As I withstood, he then took to implementing other methods: applying…a Scold’s Bridle to my mouth, preventing me from speech. This appeared somewhat incongruous with his previous method of forcing a confession through pain and blood loss. I could still spot pink curdled flesh, integral parts of me that had fallen through my gaoler’s previous attempts, as he attached the mask, weighed heavier with pounds of patriarchy, securing its cage-like structure. I cast my eyes, shamed, to the floor in dejection.
What point was there to fight or protest?
Nearing death itself and her moss-coated embrace, I cared little for my tilted life any longer. “Agnes” had been obliterated from my consciousness and memory. All that existed was a shadow of the midwife I had been for five decades of my weary life.
He visited me before my untimely death – just once. Once was more than enough. Having braved the torments of my gaoler for endless days where I was shackled to the cold face of a prison wall in order to prevent me from sleeping, James I goaded himself to be brave enough to judge my face, wanting to impress upon me his power as part of the divine rights of kings.
Ha!
I wasn’t at my peak, as you can imagine.
This fateful morning, before the planned execution, that was deemed an appropriate punishment for bearing forth so many babes from the womb, James I himself, darkened my cell doorway. Cutting off all discernible light, even though morning, as much as I could struggle to discern, he approached my shackled, dissolving self.
“I wanted to see your ugly face before we condemn you to the league of The Devil, equivocator,” he stated pompously, although his voice was laced with equal fear and curiosity.
As I intrepidly turned my face from the wall, he studied me all too closely, before spitting. “I hear you have confessed, Agnes. God has decided your fate. You will burn at noon as deemed proper by my counsel of learned men of the cloth,” he breathed, angry yet also fascinated by my degraded state – a witch, a self-confessed one.
Shaking my head vigorously, summoning my gaoler to release me of the bridle, I intimated to a further confession.
Spittle fell from his cruel lip as he neared ever closer to me. After spitting blood from my mouth, and endeavouring to overpower the pain to speak, he eyed me as a hungry falcon, baying for more blood spill.
“God sees and knows all,” I stammered. Clumsy yet assured, eyeing him directly as my adversary.

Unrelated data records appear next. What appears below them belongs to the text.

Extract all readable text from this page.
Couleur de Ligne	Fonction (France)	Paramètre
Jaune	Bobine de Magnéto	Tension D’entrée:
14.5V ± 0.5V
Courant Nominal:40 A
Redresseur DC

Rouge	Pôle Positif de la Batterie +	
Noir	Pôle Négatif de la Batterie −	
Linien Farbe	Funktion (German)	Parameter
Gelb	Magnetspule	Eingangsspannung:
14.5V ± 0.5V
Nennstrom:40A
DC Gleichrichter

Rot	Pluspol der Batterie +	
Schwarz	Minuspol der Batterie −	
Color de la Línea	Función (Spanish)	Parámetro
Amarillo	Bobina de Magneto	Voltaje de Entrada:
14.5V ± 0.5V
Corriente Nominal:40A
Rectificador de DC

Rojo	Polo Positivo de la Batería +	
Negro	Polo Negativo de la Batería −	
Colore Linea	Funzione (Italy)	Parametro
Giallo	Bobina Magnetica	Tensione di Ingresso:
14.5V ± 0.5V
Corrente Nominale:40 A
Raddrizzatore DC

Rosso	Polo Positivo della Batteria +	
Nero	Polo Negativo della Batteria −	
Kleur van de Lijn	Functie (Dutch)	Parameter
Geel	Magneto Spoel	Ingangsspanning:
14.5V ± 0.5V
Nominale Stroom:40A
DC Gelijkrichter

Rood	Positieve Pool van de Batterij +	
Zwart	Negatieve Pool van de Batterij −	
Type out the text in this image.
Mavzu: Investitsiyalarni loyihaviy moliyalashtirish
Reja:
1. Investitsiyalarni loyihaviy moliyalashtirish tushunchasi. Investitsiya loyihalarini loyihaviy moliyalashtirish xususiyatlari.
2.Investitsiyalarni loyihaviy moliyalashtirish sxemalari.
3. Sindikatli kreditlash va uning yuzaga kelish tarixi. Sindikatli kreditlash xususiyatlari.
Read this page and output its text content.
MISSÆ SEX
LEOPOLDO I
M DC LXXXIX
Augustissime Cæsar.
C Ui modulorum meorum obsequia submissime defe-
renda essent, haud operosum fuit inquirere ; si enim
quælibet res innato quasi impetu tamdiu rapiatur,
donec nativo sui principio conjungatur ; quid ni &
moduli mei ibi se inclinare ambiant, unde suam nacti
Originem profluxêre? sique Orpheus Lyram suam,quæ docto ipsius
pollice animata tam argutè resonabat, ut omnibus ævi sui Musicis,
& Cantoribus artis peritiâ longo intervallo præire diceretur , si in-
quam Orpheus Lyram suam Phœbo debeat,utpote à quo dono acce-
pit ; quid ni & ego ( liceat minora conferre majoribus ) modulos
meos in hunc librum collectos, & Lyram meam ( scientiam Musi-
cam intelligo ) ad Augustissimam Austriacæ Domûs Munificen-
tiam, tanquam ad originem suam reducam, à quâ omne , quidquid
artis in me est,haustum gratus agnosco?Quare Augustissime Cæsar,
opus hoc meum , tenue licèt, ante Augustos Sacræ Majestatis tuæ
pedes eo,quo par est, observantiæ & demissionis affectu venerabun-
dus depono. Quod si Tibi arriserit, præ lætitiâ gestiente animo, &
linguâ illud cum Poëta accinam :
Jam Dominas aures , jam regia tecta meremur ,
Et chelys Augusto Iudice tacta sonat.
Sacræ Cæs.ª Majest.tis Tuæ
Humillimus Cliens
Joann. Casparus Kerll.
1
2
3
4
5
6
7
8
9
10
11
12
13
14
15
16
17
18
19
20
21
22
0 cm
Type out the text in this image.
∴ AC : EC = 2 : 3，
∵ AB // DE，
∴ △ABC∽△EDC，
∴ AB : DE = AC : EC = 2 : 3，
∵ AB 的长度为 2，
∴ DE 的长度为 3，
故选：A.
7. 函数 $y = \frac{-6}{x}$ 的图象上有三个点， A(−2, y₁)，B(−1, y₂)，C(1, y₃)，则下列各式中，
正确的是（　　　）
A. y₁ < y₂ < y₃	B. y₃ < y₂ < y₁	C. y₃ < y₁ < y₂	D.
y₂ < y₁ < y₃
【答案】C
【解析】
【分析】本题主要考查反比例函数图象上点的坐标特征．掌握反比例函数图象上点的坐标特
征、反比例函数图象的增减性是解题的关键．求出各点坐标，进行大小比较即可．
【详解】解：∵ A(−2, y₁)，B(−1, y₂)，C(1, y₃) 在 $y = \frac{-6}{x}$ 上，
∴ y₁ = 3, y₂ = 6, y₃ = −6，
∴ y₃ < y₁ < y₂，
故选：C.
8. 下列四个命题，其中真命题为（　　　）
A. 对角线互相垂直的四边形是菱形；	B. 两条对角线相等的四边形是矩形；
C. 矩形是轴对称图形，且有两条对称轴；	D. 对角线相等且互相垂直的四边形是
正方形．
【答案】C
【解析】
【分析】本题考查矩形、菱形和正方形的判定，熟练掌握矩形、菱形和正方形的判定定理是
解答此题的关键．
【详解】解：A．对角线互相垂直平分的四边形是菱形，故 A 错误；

“So you repent, Agnes, and ask for God’s reverent forgiveness in your final hours. This is a wise decision,” he claimed proudly.
“She will see to it that your soul is punished, James. I, also, will be there waiting for you in the afterlife, and your devil-horned gaoler, that is paid too handsomely to perform your malevolent bidding, he too, will pay.
Stunned, he shuffled backwards to the release of the open cell door, clutching his face in fear as if my words had physically struck him like lightning bolts.
Now, my spirit courses at liberty, up and down the Scottish Highlands and scenic coastal paths. I am an unseen bird, airy and weightless, as his soul spins in sorcery, wracked by eternal damnation for his irreparable sins, chained for all eternity to hellish, murky waters whilst I soar amidst cloudless skies.